We know that fiber intake is important for gut health, but do we know why?
Microbial diversity in our bodies is important, and with current technology we can determine types of microorganisms present as well as changes in composition and functions of the different communities. The majority of the microbiota in most adults are Firmicutes and Bacteroidetes type, but the ratio is different from person to person. An imbalance of Firmicutes to Bacteroidetes is associated with chronic disease and obesity, and a larger population of Firmicutes leads to greater energy yield from food. Greater diversity of the microbiota is one indication of a healthy gut.

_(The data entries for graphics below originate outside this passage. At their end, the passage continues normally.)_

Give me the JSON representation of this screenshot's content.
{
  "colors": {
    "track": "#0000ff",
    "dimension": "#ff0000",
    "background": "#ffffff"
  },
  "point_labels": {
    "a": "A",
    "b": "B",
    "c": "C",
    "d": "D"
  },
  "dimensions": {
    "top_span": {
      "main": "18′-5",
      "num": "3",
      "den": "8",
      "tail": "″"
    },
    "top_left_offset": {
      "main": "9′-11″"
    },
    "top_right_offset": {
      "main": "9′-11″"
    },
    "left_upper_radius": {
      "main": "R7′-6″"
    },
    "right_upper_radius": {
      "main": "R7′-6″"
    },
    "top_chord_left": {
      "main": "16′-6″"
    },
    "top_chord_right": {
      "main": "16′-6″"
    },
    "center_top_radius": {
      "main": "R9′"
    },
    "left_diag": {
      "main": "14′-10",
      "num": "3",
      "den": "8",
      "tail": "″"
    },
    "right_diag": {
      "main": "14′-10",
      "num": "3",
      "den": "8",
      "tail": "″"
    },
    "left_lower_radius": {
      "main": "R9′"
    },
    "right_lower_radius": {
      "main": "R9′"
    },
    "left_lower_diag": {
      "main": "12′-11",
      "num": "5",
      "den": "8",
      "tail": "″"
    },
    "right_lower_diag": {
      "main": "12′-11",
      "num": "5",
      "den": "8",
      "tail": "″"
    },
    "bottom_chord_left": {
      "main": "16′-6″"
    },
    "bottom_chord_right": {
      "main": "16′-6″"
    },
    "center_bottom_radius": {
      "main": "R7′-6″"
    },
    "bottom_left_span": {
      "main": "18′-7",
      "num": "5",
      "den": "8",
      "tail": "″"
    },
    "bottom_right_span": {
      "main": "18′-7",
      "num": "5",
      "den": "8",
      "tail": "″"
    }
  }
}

Diet and exercise are two main factors leading to change in the microbiota, along with environment, illness, medication usage (antibiotics), etc. These microorganisms derive energy from metabolizing the nutrients passing through the GI tract and fermenting dietary fiber. Fermentation of indigestible fibers by the colonic bacteria creates short-chain fatty acids, which act as an energy source for the cells of the colon, and decrease the pH of the colon. This more acidic environment prevents growth of pathogenic bacteria.
The human microbiota is established early in life. Babies born naturally are first exposed to bacteria characteristic of the vagina and colon, while babies born by C-section are exposed to bacteria present on the skin and in the environment. The composition of the gut microbiota shifts dramatically when a child begins to eat solid foods and rely less on breast milk or formula for its nutritional needs. Its composition then remains fairly similar throughout adulthood, but does change in response to various factors such as changes in BMI and aging.
Studies in humans and in animals have indicated that even short-term changes to diet can have significant effects on gut microbiota composition. A short-term decrease in fiber intake can also have marked detrimental effects. A good example of this is lower carbohydrate consumption (which generally leads to lower fiber consumption) often seen in many weight loss diet approaches. For those on low carbohydrate diets, supplementation with prebiotic fiber may be of benefit. A short-term diet trial of high fiber intake can cause quick and dramatic changes to the microbiota, but individual results vary and are not permanent. Longer-term interventions have more significant and longer lasting changes.
Limited mobility and functionality as well as malnutrition related to aging can also have detrimental effects on the gut microbiota.
There’s still so much we don’t know about how weight status and gut microbial population are related, but they likely are related in a significant way. Long-term adherence to Western-style diets high in sugar and fat and low in fiber may increase risk for colonic disease.
Are you inspired to eat your fiber now? Recommended daily intakes are 38g per day for most men, and 25g per day for most women.